I have two dataframes that I want to merge by a common variable. Some observations appear in one data but not in the other, and vice verse. When merging, I want to keep only the observations that appear in both dataframes, and therefore dplyr::inner_join()
is appropriate.
However, there's an exclusion. There are some observations that I'd like to include in the merged data no matter what. That is, even if they don't appear in both original dataframes.
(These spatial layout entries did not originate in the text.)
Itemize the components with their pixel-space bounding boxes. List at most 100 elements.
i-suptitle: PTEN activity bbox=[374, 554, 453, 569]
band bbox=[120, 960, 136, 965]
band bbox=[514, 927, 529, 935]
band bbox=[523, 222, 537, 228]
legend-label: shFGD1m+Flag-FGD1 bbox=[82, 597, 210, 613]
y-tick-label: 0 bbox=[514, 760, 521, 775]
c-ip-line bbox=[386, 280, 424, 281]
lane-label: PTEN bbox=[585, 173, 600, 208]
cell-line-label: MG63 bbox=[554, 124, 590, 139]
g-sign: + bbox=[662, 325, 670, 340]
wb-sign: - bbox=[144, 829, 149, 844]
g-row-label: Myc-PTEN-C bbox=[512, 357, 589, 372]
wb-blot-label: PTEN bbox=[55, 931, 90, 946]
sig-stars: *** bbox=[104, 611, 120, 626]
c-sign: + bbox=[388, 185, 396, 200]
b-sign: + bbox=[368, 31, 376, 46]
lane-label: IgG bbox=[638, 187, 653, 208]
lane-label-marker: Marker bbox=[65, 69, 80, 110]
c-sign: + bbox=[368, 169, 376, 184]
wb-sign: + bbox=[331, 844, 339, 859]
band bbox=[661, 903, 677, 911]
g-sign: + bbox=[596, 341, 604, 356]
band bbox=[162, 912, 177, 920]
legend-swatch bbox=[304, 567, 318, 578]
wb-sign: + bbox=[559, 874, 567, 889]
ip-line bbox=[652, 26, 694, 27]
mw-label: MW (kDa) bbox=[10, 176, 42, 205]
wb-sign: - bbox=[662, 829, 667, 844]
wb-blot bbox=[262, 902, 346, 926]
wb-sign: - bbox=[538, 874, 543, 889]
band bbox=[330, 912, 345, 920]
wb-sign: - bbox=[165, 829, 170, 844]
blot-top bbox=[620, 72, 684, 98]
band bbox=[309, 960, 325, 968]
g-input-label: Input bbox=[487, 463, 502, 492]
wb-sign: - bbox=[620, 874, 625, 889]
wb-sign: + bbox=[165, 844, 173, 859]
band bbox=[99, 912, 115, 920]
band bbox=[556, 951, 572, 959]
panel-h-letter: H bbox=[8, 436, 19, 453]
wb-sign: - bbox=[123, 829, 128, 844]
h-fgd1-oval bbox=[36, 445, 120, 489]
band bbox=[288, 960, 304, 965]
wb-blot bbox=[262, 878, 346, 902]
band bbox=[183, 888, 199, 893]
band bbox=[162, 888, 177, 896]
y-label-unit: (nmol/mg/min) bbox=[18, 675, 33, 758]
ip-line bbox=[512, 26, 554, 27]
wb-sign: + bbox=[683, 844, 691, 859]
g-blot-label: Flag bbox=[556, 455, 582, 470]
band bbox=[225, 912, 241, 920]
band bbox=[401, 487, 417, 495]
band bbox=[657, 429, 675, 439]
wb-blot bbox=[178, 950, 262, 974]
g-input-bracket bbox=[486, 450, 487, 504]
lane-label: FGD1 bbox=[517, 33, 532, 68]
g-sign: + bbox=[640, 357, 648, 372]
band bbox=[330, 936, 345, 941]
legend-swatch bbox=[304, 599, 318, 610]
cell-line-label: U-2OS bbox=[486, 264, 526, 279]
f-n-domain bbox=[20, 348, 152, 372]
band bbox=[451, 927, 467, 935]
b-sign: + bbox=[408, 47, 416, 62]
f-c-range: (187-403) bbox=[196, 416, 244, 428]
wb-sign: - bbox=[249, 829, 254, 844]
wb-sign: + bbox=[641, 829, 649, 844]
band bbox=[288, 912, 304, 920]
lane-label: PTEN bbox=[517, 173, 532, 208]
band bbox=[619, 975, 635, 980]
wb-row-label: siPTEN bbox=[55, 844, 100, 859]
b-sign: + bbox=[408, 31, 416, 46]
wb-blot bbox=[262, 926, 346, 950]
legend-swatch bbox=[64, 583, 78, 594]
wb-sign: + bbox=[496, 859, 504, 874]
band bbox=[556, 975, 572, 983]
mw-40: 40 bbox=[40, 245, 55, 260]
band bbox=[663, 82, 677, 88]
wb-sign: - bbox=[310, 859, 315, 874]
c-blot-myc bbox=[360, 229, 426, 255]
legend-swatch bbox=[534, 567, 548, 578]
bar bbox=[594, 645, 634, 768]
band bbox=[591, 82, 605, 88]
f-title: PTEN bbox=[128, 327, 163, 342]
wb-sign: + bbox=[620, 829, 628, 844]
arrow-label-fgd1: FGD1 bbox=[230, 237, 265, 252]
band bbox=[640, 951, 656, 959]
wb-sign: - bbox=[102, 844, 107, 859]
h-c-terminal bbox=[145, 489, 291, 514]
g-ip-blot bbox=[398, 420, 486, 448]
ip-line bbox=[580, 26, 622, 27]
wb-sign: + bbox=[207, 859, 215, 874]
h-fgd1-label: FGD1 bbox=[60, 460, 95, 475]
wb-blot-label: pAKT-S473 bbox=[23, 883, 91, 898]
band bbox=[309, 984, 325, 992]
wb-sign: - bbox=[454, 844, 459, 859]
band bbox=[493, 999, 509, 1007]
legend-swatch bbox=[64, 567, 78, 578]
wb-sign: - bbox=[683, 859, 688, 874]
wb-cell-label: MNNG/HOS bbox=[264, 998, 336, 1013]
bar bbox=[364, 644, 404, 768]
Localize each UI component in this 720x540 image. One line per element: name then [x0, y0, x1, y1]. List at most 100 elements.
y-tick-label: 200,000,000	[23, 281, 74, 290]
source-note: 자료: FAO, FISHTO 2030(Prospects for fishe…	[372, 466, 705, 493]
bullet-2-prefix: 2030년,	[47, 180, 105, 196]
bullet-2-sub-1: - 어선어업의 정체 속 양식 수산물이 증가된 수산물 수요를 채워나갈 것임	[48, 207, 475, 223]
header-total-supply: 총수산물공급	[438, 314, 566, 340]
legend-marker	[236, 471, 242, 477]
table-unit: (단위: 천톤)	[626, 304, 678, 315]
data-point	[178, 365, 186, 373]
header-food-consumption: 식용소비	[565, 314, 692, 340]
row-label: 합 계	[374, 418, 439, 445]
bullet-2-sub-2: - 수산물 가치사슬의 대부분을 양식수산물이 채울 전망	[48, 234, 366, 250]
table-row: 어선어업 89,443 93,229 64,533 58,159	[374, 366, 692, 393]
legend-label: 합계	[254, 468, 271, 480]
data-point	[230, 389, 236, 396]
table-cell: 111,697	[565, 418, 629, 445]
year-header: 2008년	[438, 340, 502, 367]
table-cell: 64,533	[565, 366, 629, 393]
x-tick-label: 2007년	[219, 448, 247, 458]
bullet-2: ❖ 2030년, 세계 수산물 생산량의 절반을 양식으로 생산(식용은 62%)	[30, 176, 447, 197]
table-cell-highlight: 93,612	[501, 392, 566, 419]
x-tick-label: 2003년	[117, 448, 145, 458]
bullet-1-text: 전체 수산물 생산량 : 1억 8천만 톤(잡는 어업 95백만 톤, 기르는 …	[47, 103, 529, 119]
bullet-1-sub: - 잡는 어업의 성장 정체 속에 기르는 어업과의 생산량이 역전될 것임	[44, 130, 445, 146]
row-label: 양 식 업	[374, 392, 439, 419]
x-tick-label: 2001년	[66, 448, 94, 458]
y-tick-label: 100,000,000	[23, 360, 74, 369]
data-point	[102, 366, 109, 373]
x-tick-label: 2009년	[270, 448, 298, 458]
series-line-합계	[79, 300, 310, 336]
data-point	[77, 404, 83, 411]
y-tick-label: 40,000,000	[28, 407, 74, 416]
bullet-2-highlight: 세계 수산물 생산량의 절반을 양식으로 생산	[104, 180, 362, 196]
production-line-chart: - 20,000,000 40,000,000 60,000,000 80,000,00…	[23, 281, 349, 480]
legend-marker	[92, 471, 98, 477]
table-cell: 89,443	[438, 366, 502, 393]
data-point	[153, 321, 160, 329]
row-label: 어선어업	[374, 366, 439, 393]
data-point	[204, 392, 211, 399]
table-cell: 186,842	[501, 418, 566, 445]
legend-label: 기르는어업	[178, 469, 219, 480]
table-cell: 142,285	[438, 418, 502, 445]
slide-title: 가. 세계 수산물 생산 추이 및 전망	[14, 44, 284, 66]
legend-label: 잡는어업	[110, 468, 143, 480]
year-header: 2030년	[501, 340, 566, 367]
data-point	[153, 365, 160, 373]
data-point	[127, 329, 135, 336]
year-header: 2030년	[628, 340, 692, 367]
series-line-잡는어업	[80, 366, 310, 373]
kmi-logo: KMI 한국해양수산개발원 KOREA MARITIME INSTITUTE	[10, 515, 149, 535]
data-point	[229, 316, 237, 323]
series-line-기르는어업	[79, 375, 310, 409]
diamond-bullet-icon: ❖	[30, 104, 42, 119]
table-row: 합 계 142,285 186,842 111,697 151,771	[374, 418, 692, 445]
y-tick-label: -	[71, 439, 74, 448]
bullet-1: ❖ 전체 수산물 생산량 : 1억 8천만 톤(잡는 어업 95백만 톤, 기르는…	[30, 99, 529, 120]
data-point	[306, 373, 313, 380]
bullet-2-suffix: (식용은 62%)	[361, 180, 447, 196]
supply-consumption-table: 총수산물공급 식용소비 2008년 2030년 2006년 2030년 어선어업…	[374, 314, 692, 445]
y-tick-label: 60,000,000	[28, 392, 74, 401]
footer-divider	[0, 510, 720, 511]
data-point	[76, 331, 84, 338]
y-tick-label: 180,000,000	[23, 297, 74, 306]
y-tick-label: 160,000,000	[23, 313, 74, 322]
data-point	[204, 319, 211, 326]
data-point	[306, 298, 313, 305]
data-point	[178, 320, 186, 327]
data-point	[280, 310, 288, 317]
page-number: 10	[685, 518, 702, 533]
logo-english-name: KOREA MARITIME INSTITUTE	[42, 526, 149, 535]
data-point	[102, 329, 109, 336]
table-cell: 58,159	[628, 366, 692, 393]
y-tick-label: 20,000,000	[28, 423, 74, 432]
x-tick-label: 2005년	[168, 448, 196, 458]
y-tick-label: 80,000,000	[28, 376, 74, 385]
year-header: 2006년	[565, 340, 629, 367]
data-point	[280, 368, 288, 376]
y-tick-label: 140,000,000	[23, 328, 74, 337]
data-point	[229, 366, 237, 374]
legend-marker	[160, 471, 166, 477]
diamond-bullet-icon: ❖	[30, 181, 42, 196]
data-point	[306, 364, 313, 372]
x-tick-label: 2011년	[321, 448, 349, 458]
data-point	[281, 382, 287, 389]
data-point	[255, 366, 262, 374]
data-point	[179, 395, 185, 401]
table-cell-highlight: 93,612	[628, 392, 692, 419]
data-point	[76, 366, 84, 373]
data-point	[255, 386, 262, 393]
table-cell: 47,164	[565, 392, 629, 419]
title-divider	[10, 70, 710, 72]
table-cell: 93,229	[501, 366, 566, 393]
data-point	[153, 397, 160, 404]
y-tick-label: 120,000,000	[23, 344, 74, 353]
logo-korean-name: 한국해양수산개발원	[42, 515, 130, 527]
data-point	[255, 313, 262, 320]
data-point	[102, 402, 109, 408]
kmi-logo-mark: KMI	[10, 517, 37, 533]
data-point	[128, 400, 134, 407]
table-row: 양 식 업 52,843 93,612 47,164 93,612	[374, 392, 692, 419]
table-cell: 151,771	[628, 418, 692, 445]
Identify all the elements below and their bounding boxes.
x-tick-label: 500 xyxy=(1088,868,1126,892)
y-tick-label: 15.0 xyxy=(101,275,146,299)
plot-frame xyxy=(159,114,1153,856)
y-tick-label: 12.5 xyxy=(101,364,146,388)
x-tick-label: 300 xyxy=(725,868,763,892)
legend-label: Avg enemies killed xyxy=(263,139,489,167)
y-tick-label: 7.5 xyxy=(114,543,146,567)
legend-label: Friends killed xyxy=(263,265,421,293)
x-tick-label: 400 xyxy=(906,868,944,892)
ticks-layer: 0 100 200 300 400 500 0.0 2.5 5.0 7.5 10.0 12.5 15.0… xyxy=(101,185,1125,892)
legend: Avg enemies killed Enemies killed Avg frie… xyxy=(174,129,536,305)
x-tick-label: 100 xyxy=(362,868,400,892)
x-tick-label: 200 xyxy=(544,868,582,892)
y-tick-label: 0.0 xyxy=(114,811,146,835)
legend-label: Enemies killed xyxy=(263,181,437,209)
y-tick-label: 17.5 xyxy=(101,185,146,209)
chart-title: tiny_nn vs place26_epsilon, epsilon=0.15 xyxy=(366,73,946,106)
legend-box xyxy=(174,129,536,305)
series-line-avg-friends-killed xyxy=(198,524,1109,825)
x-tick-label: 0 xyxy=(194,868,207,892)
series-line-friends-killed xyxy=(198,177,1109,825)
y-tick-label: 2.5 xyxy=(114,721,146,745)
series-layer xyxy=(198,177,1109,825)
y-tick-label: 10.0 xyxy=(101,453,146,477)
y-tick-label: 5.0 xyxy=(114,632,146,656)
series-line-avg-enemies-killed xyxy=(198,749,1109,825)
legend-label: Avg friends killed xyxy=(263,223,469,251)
The indication to which ones are those "special" observations to keep is given as certain values in certain columns.
Example
I want to merge the following dataframes (df_population
and df_gdp
)
1. df_population
library(tibble)
library(dplyr)
## helper function
myFun <- function(n = 5000) {
a <- do.call(paste0, replicate(5, sample(LETTERS, n, TRUE), FALSE))
paste0(a, sprintf("%04d", sample(9999, n, TRUE)), sample(LETTERS, n, TRUE))
}
set.seed(2021)
df_population <-
tribble(~country, ~population,
"australia", 24.99,
"united_kingdom", 66.65,
"france", 66.99,
"spain", 46.94,
"canada", 37.59,
"brazil", 209.5) %>%
mutate(col_of_strings = c(myFun(5), "dont_leave_me_behind"))
## # A tibble: 6 x 3
## country population col_of_strings
## <chr> <dbl> <chr>
## 1 australia 25.0 GLNWN9968R
## 2 united_kingdom 66.6 FTELH3426F
## 3 france 67.0 NFOSZ6335V
## 4 spain 46.9 ZFGRD8875F
## 5 canada 37.6 GFICE2875O
## 6 brazil 210. dont_leave_me_behind
2. df_gdp
df_gdp <-
tribble(~country, ~gdp_growth,
"australia", 2.9,
"united_kingdom", 1.4,
"france", 1.7,
"spain", 2.4,
"canada", 1.9,
"greece", 1.9) %>%
mutate(col_of_strings = sample(c(myFun(5), "dont_leave_me_behind")))
## # A tibble: 6 x 3
## country gdp_growth col_of_strings
## <chr> <dbl> <chr>
## 1 australia 2.9 dont_leave_me_behind
## 2 united_kingdom 1.4 RQHHI9679V
## 3 france 1.7 PFSZX1552L
## 4 spain 2.4 BQTBY7537E
## 5 canada 1.9 OECIK9698V
## 6 greece 1.9 VXDQQ4718J
My Problem
Normally I'd go with
dplyr::inner_join(df_population, df_gdp, by = "country")
But:
Although I want only the countries that are common to both dataframes, I still want to include any country that has col_of_strings == dont_leave_me_behind
I hope there's a simple solution to this. Thanks!